For instance, think of the crowd who destroyed all of those tons of tea during the Boston Tea Party: I visited the museum on the harbor commemorating the site and gained a whole new perspective on the event. I didn’t realize before that it was such an important (if not the most important) catalysts of the Revolutionary War and that the repercussions included mass starvation of the city (a punishment from King George) along with, of course, the Intolerable Acts levied by Parliament. Usually, I think mainly of well-known figures like James Otis, Paul Revere, and Samuel Adams in connection with the event, but now I realize that a whole population was impacted and entire families were thereby directly involved in the fight for freedom. Basically, ordinary people made what we now know to be a world-changing decision. I wonder if they all could have guessed at the time what history would say of them later, but my guess is that few, if any, could have predicted that one night of rabble-rousing would result in a war to create a completely new nation.
A similar thought occurred to me as I listened to an engaging narrator relate the story of Paul Revere’s revered (catch that one?) “midnight ride.” The entire escapade that famous night was incredibly daring and Revere’s personal role could have easily resulted in catastrophe.
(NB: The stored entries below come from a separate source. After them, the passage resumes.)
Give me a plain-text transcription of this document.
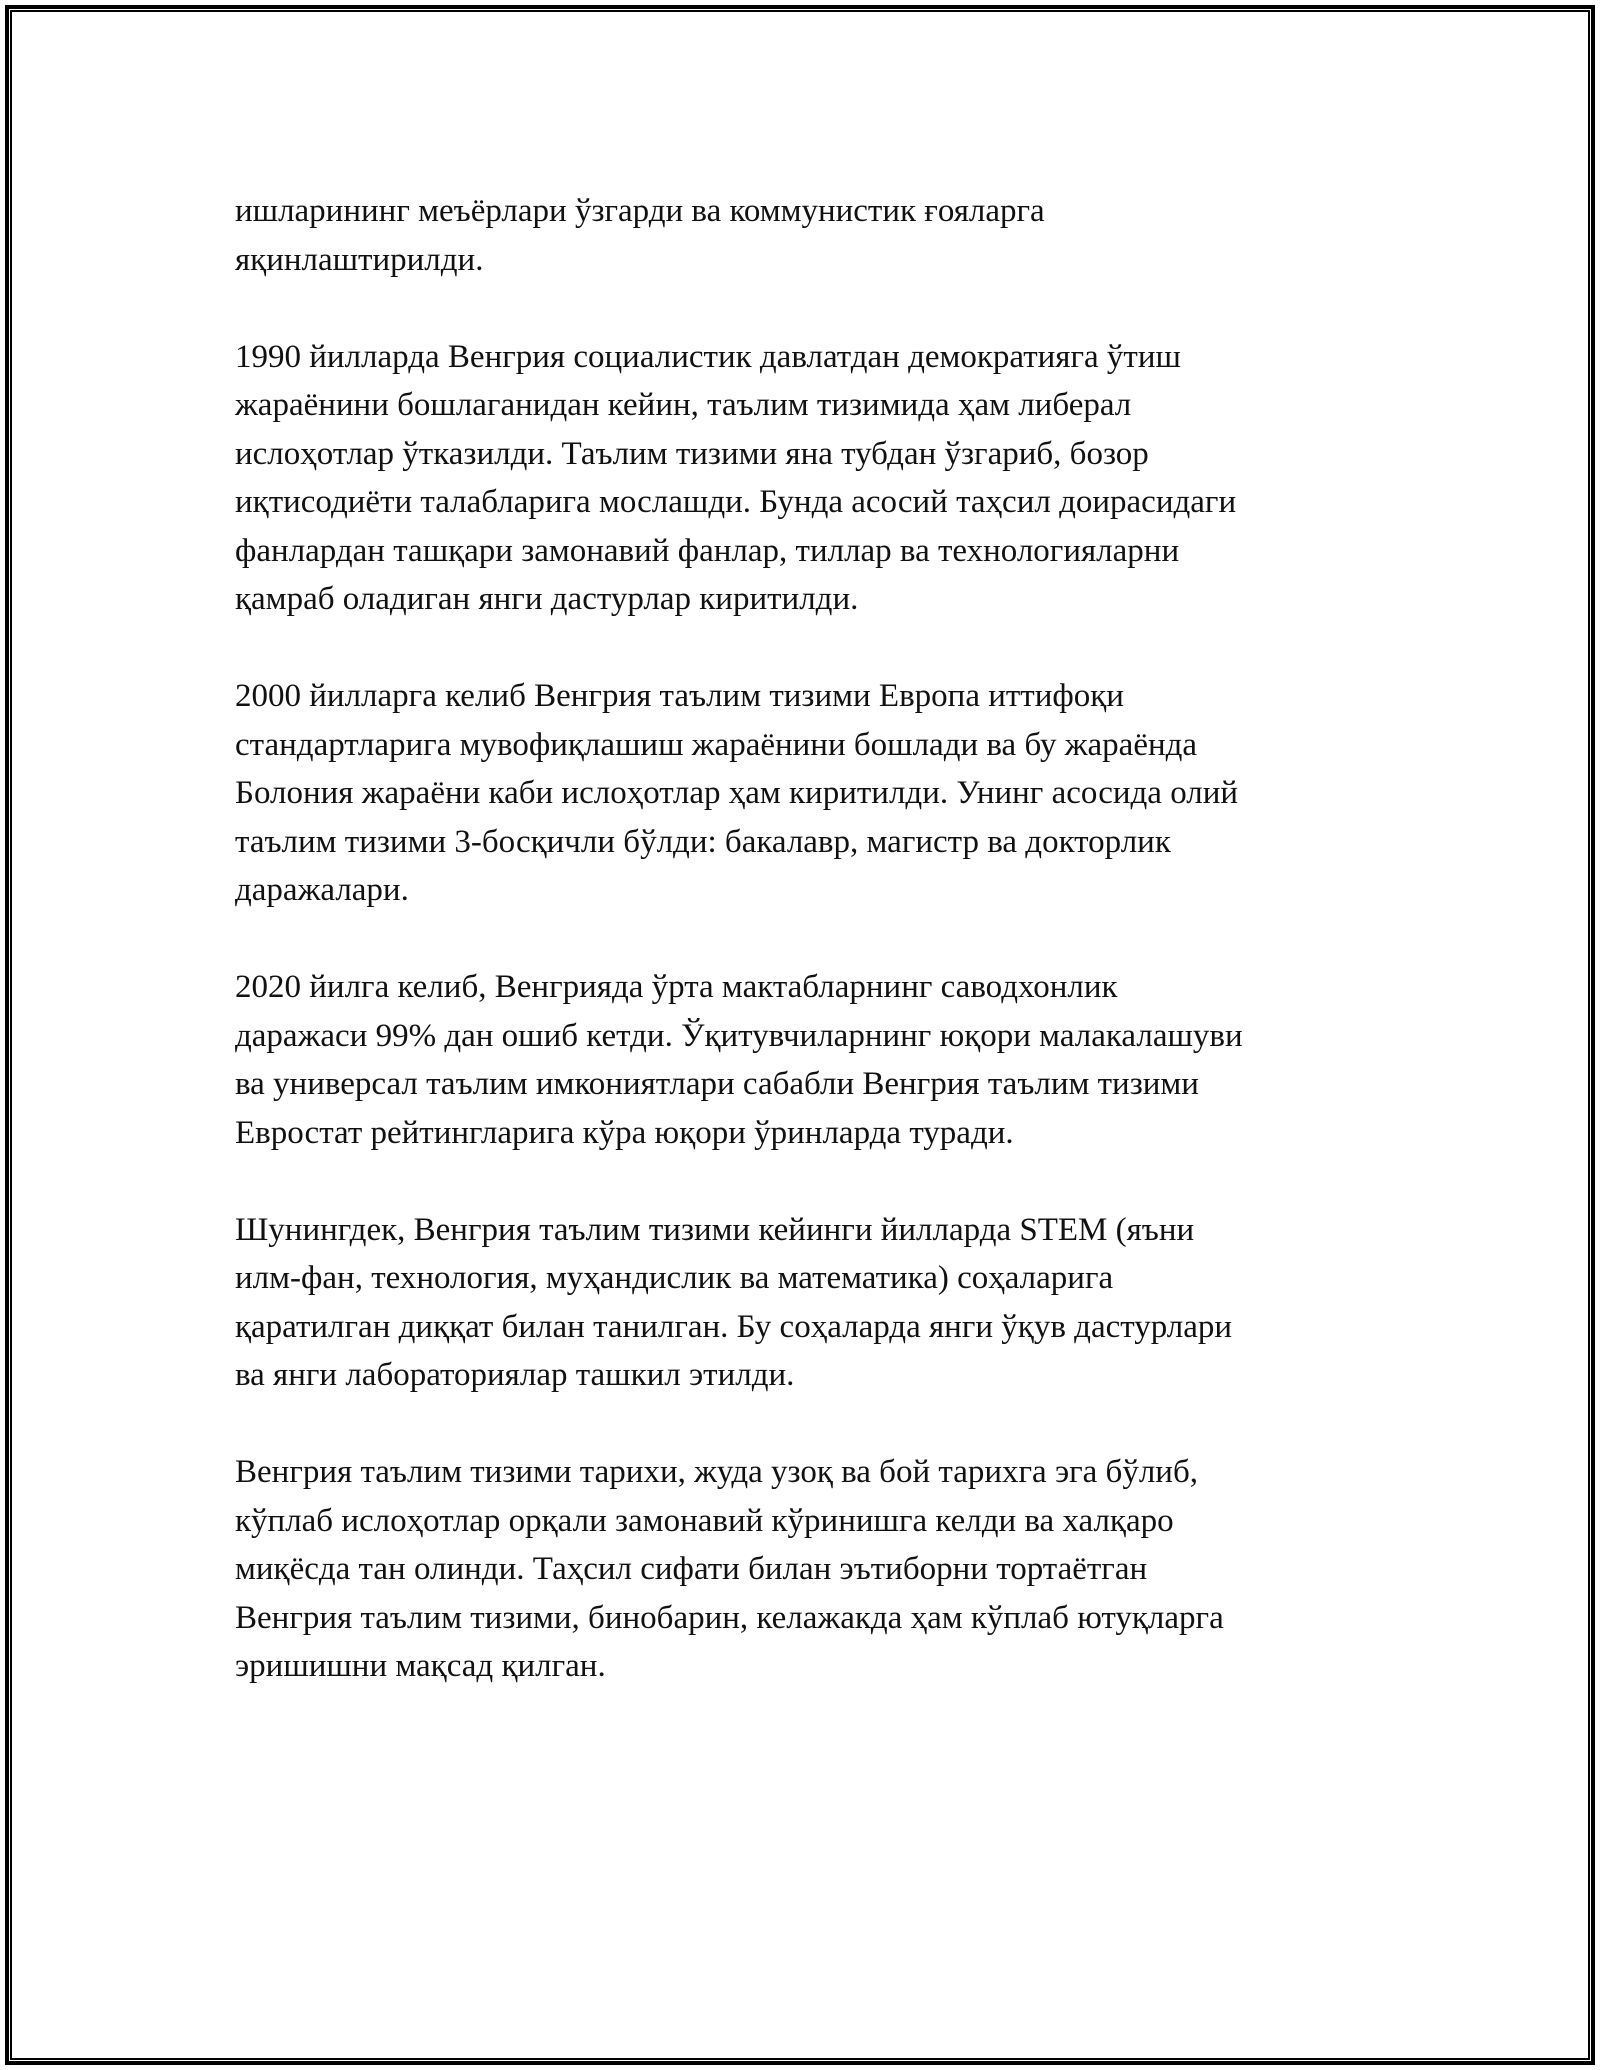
ишларининг меъёрлари ўзгарди ва коммунистик ғояларга
яқинлаштирилди.

1990 йилларда Венгрия социалистик давлатдан демократияга ўтиш
жараёнини бошлаганидан кейин, таълим тизимида ҳам либерал
ислоҳотлар ўтказилди. Таълим тизими яна тубдан ўзгариб, бозор
иқтисодиёти талабларига мослашди. Бунда асосий таҳсил доирасидаги
фанлардан ташқари замонавий фанлар, тиллар ва технологияларни
қамраб оладиган янги дастурлар киритилди.

2000 йилларга келиб Венгрия таълим тизими Европа иттифоқи
стандартларига мувофиқлашиш жараёнини бошлади ва бу жараёнда
Болония жараёни каби ислоҳотлар ҳам киритилди. Унинг асосида олий
таълим тизими 3-босқичли бўлди: бакалавр, магистр ва докторлик
даражалари.

2020 йилга келиб, Венгрияда ўрта мактабларнинг саводхонлик
даражаси 99% дан ошиб кетди. Ўқитувчиларнинг юқори малакалашуви
ва универсал таълим имкониятлари сабабли Венгрия таълим тизими
Евростат рейтингларига кўра юқори ўринларда туради.

Шунингдек, Венгрия таълим тизими кейинги йилларда STEM (яъни
илм-фан, технология, муҳандислик ва математика) соҳаларига
қаратилган диққат билан танилган. Бу соҳаларда янги ўқув дастурлари
ва янги лабораториялар ташкил этилди.

Венгрия таълим тизими тарихи, жуда узоқ ва бой тарихга эга бўлиб,
кўплаб ислоҳотлар орқали замонавий кўринишга келди ва халқаро
миқёсда тан олинди. Таҳсил сифати билан эътиборни тортаётган
Венгрия таълим тизими, бинобарин, келажакда ҳам кўплаб ютуқларга
эришишни мақсад қилган.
Had he not cleverly evaded the almost certain repercussions of being caught by a small troop British soldiers, he might not have survived to write down the tale later. He was one man in the midst of many, of course, but his actions that night are known all over the world and I seriously doubt that he could have foreseen that at the time.
Now, I’m not suggesting that we all go around revolting or haunting the streets at midnight, but I am saying that it does us good to remember every now and then what a personal thing the founding of this nation was to so many that we will never meet and never even know anything about. If the daily decisions of countless brave souls brought the millions that live in America (and, by extension, the billions that inhabit the entire world) to where we are, what can YOUR daily decisions and sacrificial choices do? After all, sometimes it’s not always apparent in the moment or even in your lifetime what your choices will result in, but maybe one day you’ll wake up and find that you’ve changed the world, even if it’s just your own small corner of it.